Knowing the answers will help you in SCHOOL; knowing how to question will help you in LIFE.  –Warren Berger, author    “A More Beautiful Mind”

The highlight of most seders is the Ma Nishtana.  It’s the part of the seder that is reserved for the youngest child.  As a parent, I remember rehearsing these scripted questions with our four sons so that they were prepared for their 15 “minutes” of fame.

The remarkable thing about the Ma Nishtana is that the ancient rabbis said that ideally the Mah Nishtana should be not be recited.  The rabbis preferred that that children and adults generated their own questions instead of mimicking a scripted set of questions.  They intuited what modern research has shown: that around age 5 or 6 questioning drops off a cliff unless parents and educators make it safe, fun, cool, and rewarding enough to ask questions.

The Mishna in the 10th chapter of Tractate Pesachim says:  After the second cup of wine is poured, a child is given the opportunity to ask a question.  The nature of the question is irrelevant; It could be about the pouring of a second cup of wine or anything else that stands out at the Pesach seder.

If the child doesn’t ask a question, then a parent should draw the child’s attention to all the anomalies of the evening—the unusual props, symbols, foods, and customs that will appear throughout the night. Essentially, the Ma Nishtana wasn’t originally a set of questions that the child recited but a table of contents that was meant to spark his or her curiosity.

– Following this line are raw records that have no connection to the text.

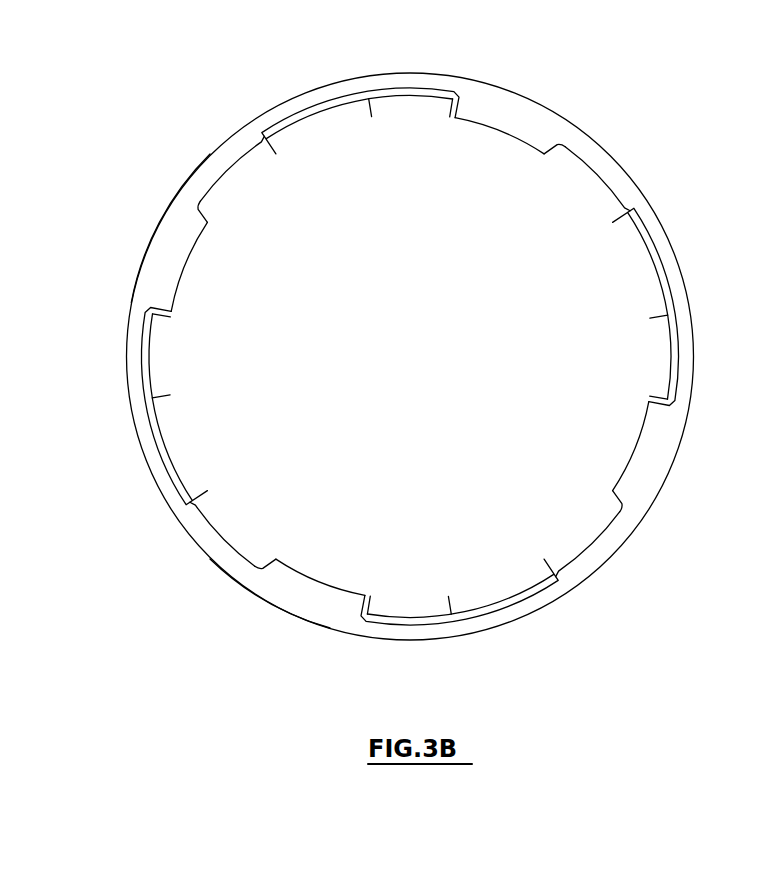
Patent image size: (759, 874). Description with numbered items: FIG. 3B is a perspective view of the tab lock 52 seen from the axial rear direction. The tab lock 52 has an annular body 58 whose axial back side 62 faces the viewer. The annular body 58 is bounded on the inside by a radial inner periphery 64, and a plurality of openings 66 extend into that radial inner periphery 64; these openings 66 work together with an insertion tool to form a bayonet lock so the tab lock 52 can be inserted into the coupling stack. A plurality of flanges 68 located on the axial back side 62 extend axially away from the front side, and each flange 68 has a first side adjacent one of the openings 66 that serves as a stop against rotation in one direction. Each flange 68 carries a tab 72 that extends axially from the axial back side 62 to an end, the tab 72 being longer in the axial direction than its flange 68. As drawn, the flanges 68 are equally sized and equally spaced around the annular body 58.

The tab lock 52 is at (627, 150).
The annular body 58 is at (177, 232).
The axial back side 62 is at (298, 607).
The radial inner periphery 64 is at (283, 560).
The openings 66 is at (238, 182).
The flanges 68 is at (293, 128).
The tab 72 is at (399, 103).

The rabbis wanted the seder leader to stimulate as many questions as possible.  In our home we do this by giving anyone who asks a question a piece of gum or candy.  Whether or not someone can answer the question is a different story.  We want to encourage engagement.

On all nights of the year, we live by Warren Berger’s adage–knowing the answers helps you in school; knowing how to question helps you in life.  On Passover, the holiday we celebrate freedom of thought and body, we add one more reason that questions are vital.  The ability to question is a sign that we are no longer disempowered slaves but a free people, free to make meaning of our reality and our sacred traditions.

Rabbi Abraham Joshua Heschel once said that the role of an educator is to “be a midwife to the birth of a question.” I would say that describes the role of the seder leader perfectly:  to create an environment and an experience where no one is intimidated and all are encouraged to ask questions.  Chag Sameach!